Dr Yashwant Gupta, Centre Director at the National Centre for Radio Astrophysics, Tata
Institute of Fundamental Research who discussed the challenges and opportunities in the field
of Computational Astronomy and Astrophysics had this to say about the relevance of
collaboration between the scientific and engineering community, “A lot of the scientific and
research community’s challenges are amenable to computing and engineering solutions.
Interestingly, Computational Engineering uniquely positions an engineer to better understand
challenges of the future; 5 or 10 years in the future, and better prepare for them. Collaboration
with the scientific community enables engineering partners to stand at the edge of computing,
and implement increasingly profitable tech.”
Dr Vidyadhar Mudkavi, Director at the Council of Scientific and Industrial Research Fourth
Paradigm Institute (CSIR-4PI) in Bengaluru, when elaborating on the fourth paradigm for

science based on data-intensive computing, highlighted the significance of ‘crosstalk,’ “A lot of
crosstalk has to happen.
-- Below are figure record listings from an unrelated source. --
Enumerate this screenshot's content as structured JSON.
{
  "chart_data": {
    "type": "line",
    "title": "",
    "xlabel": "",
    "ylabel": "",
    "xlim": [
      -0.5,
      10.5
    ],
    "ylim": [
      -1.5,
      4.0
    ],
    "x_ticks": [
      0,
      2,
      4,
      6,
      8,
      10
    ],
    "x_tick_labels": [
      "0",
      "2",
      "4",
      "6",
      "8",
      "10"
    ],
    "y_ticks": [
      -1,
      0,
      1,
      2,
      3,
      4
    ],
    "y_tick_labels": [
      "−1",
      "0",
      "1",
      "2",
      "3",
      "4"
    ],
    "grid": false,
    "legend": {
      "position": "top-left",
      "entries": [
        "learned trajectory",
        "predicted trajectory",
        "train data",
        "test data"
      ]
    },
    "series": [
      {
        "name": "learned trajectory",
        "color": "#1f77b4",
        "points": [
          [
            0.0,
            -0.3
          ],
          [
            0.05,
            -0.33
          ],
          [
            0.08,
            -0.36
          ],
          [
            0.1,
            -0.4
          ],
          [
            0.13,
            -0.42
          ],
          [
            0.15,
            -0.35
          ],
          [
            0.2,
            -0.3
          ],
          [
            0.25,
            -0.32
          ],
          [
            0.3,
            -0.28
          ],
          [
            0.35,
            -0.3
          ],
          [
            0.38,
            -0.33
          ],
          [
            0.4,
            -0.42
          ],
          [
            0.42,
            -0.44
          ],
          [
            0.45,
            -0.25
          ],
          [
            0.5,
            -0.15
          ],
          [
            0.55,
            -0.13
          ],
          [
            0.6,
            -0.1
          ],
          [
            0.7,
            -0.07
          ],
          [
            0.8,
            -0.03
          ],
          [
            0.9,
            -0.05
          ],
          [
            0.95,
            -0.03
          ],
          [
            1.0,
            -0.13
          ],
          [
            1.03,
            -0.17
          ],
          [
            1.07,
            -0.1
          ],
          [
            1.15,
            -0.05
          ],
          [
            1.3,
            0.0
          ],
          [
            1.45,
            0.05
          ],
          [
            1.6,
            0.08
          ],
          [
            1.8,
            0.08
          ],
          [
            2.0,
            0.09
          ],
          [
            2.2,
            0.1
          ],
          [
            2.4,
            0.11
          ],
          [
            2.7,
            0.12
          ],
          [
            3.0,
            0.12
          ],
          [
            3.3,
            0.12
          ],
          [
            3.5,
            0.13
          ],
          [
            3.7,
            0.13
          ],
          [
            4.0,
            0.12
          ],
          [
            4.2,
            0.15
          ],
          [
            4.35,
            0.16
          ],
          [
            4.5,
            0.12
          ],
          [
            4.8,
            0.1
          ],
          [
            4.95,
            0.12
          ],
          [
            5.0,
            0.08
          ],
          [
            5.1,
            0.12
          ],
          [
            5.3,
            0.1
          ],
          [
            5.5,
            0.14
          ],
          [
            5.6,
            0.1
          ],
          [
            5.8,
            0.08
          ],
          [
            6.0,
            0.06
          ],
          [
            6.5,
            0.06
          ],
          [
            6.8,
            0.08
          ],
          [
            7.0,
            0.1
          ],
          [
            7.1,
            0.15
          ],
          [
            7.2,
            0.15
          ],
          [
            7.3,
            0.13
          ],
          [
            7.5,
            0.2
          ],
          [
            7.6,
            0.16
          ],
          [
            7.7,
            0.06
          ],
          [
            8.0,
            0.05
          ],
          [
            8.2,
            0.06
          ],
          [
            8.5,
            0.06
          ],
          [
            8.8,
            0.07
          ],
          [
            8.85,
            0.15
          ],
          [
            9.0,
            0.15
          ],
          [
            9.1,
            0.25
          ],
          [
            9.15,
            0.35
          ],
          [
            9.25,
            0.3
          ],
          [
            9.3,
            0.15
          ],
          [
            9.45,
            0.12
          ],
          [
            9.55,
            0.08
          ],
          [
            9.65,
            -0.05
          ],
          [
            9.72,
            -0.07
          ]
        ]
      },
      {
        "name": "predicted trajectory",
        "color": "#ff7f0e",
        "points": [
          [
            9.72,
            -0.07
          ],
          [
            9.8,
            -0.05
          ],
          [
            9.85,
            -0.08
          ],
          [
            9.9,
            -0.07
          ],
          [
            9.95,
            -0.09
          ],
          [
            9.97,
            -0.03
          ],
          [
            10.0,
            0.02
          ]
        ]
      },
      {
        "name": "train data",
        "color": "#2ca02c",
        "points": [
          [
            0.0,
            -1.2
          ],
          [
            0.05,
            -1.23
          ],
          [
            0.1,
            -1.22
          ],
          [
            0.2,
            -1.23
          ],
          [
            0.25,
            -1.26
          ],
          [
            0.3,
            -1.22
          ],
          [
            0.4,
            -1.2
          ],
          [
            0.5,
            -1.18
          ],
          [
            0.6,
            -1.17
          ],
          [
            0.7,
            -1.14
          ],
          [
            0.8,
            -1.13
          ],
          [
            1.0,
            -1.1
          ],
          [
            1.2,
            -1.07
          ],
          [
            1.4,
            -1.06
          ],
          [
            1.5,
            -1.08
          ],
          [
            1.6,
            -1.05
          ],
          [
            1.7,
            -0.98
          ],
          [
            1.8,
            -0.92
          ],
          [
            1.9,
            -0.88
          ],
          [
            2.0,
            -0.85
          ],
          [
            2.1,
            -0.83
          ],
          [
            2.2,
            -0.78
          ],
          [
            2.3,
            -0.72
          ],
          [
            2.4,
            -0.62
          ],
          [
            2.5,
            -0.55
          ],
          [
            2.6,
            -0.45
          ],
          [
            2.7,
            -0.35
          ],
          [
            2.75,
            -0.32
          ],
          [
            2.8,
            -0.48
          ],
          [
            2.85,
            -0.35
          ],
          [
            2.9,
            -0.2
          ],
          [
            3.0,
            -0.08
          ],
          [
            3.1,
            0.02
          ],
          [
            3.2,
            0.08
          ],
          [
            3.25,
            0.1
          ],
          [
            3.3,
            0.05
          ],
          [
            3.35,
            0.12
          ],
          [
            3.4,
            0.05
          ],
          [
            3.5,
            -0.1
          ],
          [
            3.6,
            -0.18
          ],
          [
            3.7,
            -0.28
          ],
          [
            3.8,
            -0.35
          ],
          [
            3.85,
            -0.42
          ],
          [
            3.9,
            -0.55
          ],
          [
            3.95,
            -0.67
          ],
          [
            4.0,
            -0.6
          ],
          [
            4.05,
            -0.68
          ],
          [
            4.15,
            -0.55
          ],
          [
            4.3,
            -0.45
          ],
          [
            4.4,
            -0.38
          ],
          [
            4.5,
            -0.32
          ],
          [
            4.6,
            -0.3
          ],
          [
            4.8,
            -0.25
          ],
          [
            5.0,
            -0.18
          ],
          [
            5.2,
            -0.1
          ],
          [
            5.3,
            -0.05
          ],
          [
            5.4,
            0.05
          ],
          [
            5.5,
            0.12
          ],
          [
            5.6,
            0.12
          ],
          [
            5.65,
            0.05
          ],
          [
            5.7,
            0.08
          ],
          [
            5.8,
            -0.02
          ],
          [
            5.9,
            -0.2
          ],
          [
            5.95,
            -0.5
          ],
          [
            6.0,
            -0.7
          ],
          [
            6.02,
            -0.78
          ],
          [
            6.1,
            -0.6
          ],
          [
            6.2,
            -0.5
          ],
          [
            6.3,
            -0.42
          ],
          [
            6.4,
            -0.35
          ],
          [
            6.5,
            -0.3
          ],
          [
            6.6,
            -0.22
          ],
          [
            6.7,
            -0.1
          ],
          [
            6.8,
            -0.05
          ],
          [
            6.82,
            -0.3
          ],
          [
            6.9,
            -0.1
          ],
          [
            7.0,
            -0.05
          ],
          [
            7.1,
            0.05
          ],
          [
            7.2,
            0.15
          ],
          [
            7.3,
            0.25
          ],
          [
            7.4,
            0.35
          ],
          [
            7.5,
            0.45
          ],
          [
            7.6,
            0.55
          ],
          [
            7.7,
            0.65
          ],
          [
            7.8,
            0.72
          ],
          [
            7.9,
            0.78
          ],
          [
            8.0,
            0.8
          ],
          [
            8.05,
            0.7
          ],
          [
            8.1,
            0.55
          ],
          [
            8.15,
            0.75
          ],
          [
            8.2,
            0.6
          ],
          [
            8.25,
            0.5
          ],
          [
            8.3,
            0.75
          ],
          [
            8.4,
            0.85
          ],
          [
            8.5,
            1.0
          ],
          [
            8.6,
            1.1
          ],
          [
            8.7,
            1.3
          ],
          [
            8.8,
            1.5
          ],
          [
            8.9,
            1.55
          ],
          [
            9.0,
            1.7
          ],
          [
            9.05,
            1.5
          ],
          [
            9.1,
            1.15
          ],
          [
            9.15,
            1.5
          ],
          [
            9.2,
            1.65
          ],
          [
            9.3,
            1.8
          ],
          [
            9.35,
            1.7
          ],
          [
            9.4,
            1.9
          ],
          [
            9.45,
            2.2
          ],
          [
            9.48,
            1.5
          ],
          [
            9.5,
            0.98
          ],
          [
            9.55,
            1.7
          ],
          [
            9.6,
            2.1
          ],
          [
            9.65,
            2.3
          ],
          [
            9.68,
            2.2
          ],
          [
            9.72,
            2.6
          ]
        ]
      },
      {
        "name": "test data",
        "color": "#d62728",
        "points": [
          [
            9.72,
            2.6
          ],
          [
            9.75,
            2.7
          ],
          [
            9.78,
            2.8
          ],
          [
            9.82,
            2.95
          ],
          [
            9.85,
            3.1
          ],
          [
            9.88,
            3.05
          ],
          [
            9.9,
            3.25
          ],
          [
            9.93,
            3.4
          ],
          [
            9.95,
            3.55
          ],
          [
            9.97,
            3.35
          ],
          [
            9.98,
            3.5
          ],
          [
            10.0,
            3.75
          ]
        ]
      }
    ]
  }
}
For example, with my theoretical background, I need a cursory
understanding of computation architecture, else it will be difficult for computer science to
understand my needs. Models are built on the grammatical capability over a language. Given
the core elements, language, hardware and tools – we will still need guidance on the tools to
choose and the solutions to build. For example, it is not uncommon for a team of physicists,
meteorologists and computer scientists to sit together and write a piece of complex scientific
software. Developing new technology and applications with a combination of competencies will
perform far better, than not.”

Gunjan Shukla, Head of ThoughtWorks’ Engineering for Research Practice had this to say on
ThoughtWorks’ research investments around bleeding edge technology, “The Engineering For
Research practice is a ThoughtWorks initiative that will push technology’s boundaries, in
partnership with the research community. We look forward to innovative applications of our
collaborative learnings on futuristic tech, which we also view as the path towards our own
strategic reinvention.”
On the symposium itself, she reflected that, “ThoughtWorks is thrilled to provide a common
platform for India’s scientists from research labs across disciplines. This symposium was not
only an opportunity for the engineering and scientific practices to learn from each other but, has
made ThoughtWorks even more determined in our resolve to further this community,
consistently exchange ideas and brainstorm on challenges.”